Three reconciliations have to clear at every monthly close. If any of them fails to clear, the close is not finished — even if the controller has already posted it. Most chronic close-quality problems trace back to one of these three quietly being skipped.
Reconciliation 1: PMS revenue to GL revenue
The PMS reports rooms revenue of €1,247,500 for the month. The general ledger should show the same number on the rooms revenue line, with any adjustments documented. The reconciliation: pull both reports, line them up, identify any gaps.
Common breaks: (a) a refund posted in the GL but not yet credited in the PMS, (b) a group billing that hit the GL via a different posting account than the PMS expected, (c) a foreign currency exchange difference between when the booking was confirmed and when payment cleared. Each break has a documented owner and a journal entry to clear.
Reconciliation 2: F&B sales to inventory consumption
F&B is the department most likely to have variance fraud or unintentional shrinkage. The reconciliation: revenue from POS (the front-of-house sales report) vs. inventory consumption from the kitchen (the back-of-house consumption report). If the kitchen consumed €18,400 of food cost but the POS shows revenue at a 28% food cost ratio (implying €17,200 of food consumed), the €1,200 gap is either shrinkage (theft, waste, miscounted inventory) or a comping that wasn't logged.
Properties that don't run this reconciliation monthly end up with F&B departmental profit that drifts by 2-4 points without anyone noticing until the annual audit.
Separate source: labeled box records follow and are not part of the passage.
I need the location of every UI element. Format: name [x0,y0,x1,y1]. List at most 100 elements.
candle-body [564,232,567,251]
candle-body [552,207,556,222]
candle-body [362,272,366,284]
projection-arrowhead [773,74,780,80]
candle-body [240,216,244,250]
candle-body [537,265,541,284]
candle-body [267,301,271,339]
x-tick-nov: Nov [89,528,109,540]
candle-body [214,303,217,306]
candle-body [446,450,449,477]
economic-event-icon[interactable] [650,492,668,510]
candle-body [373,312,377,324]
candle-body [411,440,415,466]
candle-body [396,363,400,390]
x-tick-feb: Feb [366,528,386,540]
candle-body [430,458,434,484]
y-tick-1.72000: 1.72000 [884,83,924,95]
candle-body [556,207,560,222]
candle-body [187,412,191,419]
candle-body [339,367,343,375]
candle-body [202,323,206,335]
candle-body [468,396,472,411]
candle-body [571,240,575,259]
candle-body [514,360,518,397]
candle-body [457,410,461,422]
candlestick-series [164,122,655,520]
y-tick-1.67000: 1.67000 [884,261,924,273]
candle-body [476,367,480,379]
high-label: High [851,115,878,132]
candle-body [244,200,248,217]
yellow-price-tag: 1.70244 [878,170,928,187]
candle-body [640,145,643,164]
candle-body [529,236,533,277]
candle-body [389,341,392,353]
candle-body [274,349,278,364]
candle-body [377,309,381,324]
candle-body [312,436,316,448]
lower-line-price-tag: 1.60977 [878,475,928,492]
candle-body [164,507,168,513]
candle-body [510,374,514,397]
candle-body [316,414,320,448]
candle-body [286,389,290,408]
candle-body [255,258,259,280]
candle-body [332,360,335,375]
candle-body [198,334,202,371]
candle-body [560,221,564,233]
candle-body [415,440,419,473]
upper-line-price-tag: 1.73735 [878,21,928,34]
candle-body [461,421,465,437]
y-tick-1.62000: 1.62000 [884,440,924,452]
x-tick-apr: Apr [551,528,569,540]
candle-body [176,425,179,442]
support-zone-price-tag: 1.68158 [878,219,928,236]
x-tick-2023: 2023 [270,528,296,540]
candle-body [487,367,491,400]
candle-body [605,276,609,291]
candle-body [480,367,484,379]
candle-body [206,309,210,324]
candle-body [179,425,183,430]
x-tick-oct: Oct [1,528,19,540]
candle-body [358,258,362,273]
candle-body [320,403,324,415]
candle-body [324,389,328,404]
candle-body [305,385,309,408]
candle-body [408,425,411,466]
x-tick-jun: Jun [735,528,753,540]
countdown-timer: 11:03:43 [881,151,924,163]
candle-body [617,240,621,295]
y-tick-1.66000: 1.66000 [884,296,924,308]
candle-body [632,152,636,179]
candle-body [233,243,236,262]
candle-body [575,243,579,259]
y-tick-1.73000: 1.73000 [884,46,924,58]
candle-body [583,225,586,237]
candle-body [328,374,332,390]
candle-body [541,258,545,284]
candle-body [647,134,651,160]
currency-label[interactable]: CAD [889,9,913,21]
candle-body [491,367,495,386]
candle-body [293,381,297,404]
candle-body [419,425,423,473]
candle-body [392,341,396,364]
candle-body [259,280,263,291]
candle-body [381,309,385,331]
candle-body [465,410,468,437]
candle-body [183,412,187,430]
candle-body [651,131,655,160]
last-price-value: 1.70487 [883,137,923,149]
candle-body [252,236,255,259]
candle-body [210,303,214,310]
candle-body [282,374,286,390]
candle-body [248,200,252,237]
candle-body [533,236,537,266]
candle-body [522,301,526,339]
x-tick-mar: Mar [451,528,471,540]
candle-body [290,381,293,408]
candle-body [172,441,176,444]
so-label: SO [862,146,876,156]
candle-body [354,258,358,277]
Reconciliation 3: payroll allocation to department
A 240-key resort with 180 employees has 12-18 employees who split time across departments — the engineering tech who does work for both rooms and F&B, the GM who is allocated 100% to A&G but spends 30% of time on F&B negotiations, the executive housekeeper who supervises both rooms and laundry. Each split is governed by an allocation policy that the payroll system applies automatically.
The reconciliation: confirm that the policy was applied correctly for the month, that any role changes (a tech promoted to a different department mid-month) were reflected, and that the resulting departmental payroll matches the management view of who worked where. Three of every five properties get this wrong by 1-3 points of departmental margin somewhere — small per department, but it compounds across the year into wrong incentive payouts and incorrect ROI on department investments.